Goal: Identify items that are bought together by sufficiently many customers.
We will do so by finding dependencies among items from data collected. Our input is composed of a table of items and a table of baskets. Each basket is a list of items purchased together. Then, we use the baskets to find dependencies of the form $\{x, y, z\} \rightarrow \{v, w\}$.
Given a support threshold, we can classify itemsets as frequent of not.
$I = \{i_1, \dots, i_k\} \rightarrow j$ means that a basket that contains $i_1, \dots, i_k$ is also likely to contain $j$. We can then compute the confidence of this association rule.
$$ \mathrm{conf}(I \rightarrow j) = \frac{\mathrm{supp}(I \cup j)}{\mathrm{supp}(I)} $$It is also possible to compute the support of this association rule.
$$ \mathrm{supp}(I \rightarrow j) = \mathrm{supp}(I) $$The lift measures the likelihood of $I$ and $j$ being observed together and how often they would be expected to be observed together.
$$ \mathrm{lift}(I \rightarrow j) = \frac{\mathrm{supp}(I \cup j)}{\mathrm{supp}(I) \times \mathrm{supp}(j)} $$Problem: find all association rules with support greater than $s$ and confidence greater than $c$.
The hard part is finding all the frequent itemsets.
Finding frequent itemsets
Frequent pairs
First, we generate all possible pairs of items. Then, we prune the ones whose confidence is smaller than the threshold.

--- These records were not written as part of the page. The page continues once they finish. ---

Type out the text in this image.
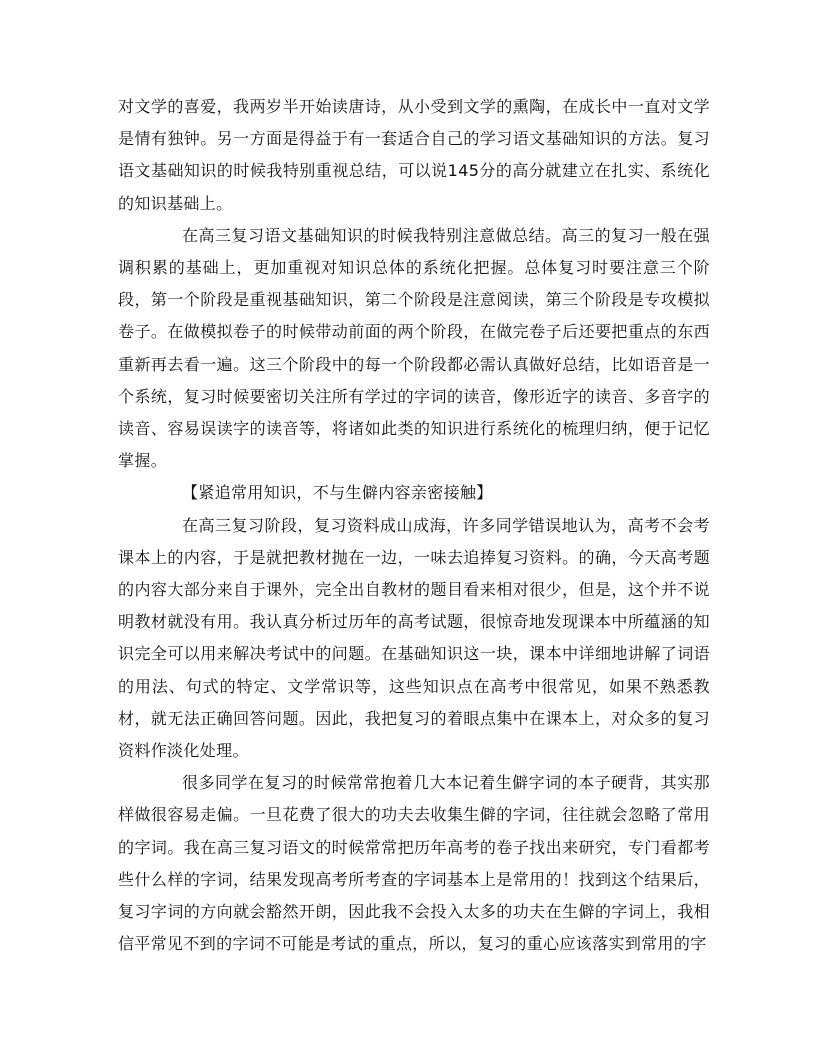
对文学的喜爱，我两岁半开始读唐诗，从小受到文学的熏陶，在成长中一直对文学是情有独钟。另一方面是得益于有一套适合自己的学习语文基础知识的方法。复习语文基础知识的时候我特别重视总结，可以说145分的高分就建立在扎实、系统化的知识基础上。

在高三复习语文基础知识的时候我特别注意做总结。高三的复习一般在强调积累的基础上，更加重视对知识总体的系统化把握。总体复习时要注意三个阶段，第一个阶段是重视基础知识，第二个阶段是注意阅读，第三个阶段是专攻模拟卷子。在做模拟卷子的时候带动前面的两个阶段，在做完卷子后还要把重点的东西重新再去看一遍。这三个阶段中的每一个阶段都必需认真做好总结，比如语音是一个系统，复习时候要密切关注所有学过的字词的读音，像形近字的读音、多音字的读音、容易误读字的读音等，将诸如此类的知识进行系统化的梳理归纳，便于记忆掌握。

【紧追常用知识，不与生僻内容亲密接触】

在高三复习阶段，复习资料成山成海，许多同学错误地认为，高考不会考课本上的内容，于是就把教材抛在一边，一味去追捧复习资料。的确，今天高考题的内容大部分来自于课外，完全出自教材的题目看来相对很少，但是，这个并不说明教材就没有用。我认真分析过历年的高考试题，很惊奇地发现课本中所蕴涵的知识完全可以用来解决考试中的问题。在基础知识这一块，课本中详细地讲解了词语的用法、句式的特定、文学常识等，这些知识点在高考中很常见，如果不熟悉教材，就无法正确回答问题。因此，我把复习的着眼点集中在课本上，对众多的复习资料作淡化处理。

很多同学在复习的时候常常抱着几大本记着生僻字词的本子硬背，其实那样做很容易走偏。一旦花费了很大的功夫去收集生僻的字词，往往就会忽略了常用的字词。我在高三复习语文的时候常常把历年高考的卷子找出来研究，专门看都考些什么样的字词，结果发现高考所考查的字词基本上是常用的！找到这个结果后，复习字词的方向就会豁然开朗，因此我不会投入太多的功夫在生僻的字词上，我相信平常见不到的字词不可能是考试的重点，所以，复习的重心应该落实到常用的字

The naïve approach has huge complexity: $\mathcal{O}(n^2)$. Instead, we can:
- count all pairs using a triangular matrix of size $n \times n$.
- Use a hashtable to count pairs $(i, j)$.
Apriori algorithm
Monotonicity: If set $I$ is frequent, so is every set $J \subseteq I$. The contrapositive says that if item $i$ does not appear in $s$ baskets, then no pair including $i$ is frequent.
Using this idea, we can prune non-frequent items in $\mathcal{O}(n)$. Then, we can compute the pairs that only consist of frequent items.
We can extend the monotonicity approach to find $n$-tuples. For example: we can find triplets by using frequent items and frequent pairs to form triplets.